Jakarta - Pemerintah melalui Dirjen Bina Administrasi Keuangan Daerah Departemen Dalam Negeri (Depdagri) telah menetapkan besaran Nilai Jual Kendaraan Bermotor (NJKB) sebagai pedoman untuk besaran Pajak Kendaraan Bermotor (PKB). Tapi, NJKB versi pemerintah kok di atas harga pasar? Penetapan NJKB ini dimasukkan dalam lampiran Peraturan Menteri Dalam Negeri nomor 2 Tahun 2006 tentang Penghitungan Dasar Pengenaan Pajak Kendaraan Bermotor dan Bea Balik Nama Kendaraan Bermotor tahun 2006. Penetapan peraturan ini ditandatangani Menteri Dalam Negeri M Ma'ruf pada 27 Januari 2006. Peraturan Mendagri inilah yang menjadi acuan semua Pemerintah Daerah (Pemda), termasuk Pemda DKI Jakarta dalam menetapkan PKB. Lampiran NJKB ini sangat tebal hingga beratus-ratus halaman, karena memuat jenis-jenis kendaraan berikut cc dari semua merek kendaraan yang ada di Indonesia. Penetapan NJKB ini merupakan salah satu faktor untuk penghitungan besaran PKB. Pasal 2 ayat 1 peraturan ini menyebutkan, "penghitungan dasar pengenaan PKB merupakan perkalian dari dua unsur pokok, yaitu nilai jual kendaraan bermotor (NJKB) dan bobot yang mencerminkan secara relatif kadar kerusakan jalan dan pencemaran lingkungan akibat penggunaan kendaraan bermotor." Bobot yang dimaksud dalam pasal 2 ayat 1 dijelaskan dalam pasal 3 ayat 2, yang menyebutkan, "bobot sebagaimana dimaksud pada ayat (1) ditetapkan sebagai berikut:a. sedan, sedan station, jeep, station wagon, minibus, microbus, bus, sepeda motor, dan sejenisnya, sebesar 1,00b. mobil barang/beban, sebesar 1,30c. alat-alat berat dan alat-alat besar, sebesar 1,00. Lantas berapa besar tarif PKB? Di peraturan ini tidak dijelaskan. Namun, Kepala Seksi (Kasi) Kendaraan Baru Dinas Pendapatan Daerah (Dispenda) DKI Jakarta, Muhammad Natsir Tanjung, mengatakan, tarif PKB tetap, yaitu 1,5% dari perkalian NJKB dengan bobot. Berikut sebagian kecil daftar NJKB yang ditetapkan Depdagri: 1.

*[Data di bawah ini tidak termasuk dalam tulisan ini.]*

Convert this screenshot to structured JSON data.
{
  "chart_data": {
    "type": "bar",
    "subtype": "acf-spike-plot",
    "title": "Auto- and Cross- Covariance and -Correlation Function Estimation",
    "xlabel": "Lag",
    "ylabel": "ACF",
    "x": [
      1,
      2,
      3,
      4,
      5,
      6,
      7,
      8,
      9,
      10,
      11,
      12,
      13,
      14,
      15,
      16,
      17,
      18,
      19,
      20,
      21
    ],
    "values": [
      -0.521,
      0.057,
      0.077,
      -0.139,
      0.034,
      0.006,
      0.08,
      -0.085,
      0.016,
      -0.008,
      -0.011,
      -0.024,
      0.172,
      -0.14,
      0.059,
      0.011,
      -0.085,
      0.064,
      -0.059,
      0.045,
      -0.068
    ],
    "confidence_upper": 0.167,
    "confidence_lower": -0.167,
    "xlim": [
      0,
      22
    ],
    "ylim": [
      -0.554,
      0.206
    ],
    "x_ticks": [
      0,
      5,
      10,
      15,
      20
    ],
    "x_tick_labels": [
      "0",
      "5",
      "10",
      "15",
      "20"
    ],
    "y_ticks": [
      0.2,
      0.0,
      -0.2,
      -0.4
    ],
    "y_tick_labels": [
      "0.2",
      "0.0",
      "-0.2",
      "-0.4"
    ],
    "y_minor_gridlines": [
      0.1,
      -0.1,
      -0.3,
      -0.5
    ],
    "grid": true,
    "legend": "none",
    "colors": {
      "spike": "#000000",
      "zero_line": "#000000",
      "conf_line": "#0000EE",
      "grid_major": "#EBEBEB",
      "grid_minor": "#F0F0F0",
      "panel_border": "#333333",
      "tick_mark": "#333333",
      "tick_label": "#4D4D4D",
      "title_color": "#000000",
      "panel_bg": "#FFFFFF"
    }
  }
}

Toyota Kijang Grand Lux Long AT/RZF81R: Rp 131.000 (tahun 2000), Rp 134.000.000 (2001), Rp 138.000.000 (2002), Rp 141.000.000 (2003), dan Rp 143.000.000 (2004)2.
Toyota Kijang Grand Luxury/RZF81R-GRMNE 10: Rp 132.000.000 (2000), Rp 135.000.000 (2001), Rp 139.000.000 (2002), Rp 142.000.000 (2003), dan Rp 144.000.000 (2004). 3.
Toyota Kijang Innova G Cruiser AT (TGN40R-GKPDKDG1): Rp 146.000.000 (2005), Rp 153.00.000 (2006)4.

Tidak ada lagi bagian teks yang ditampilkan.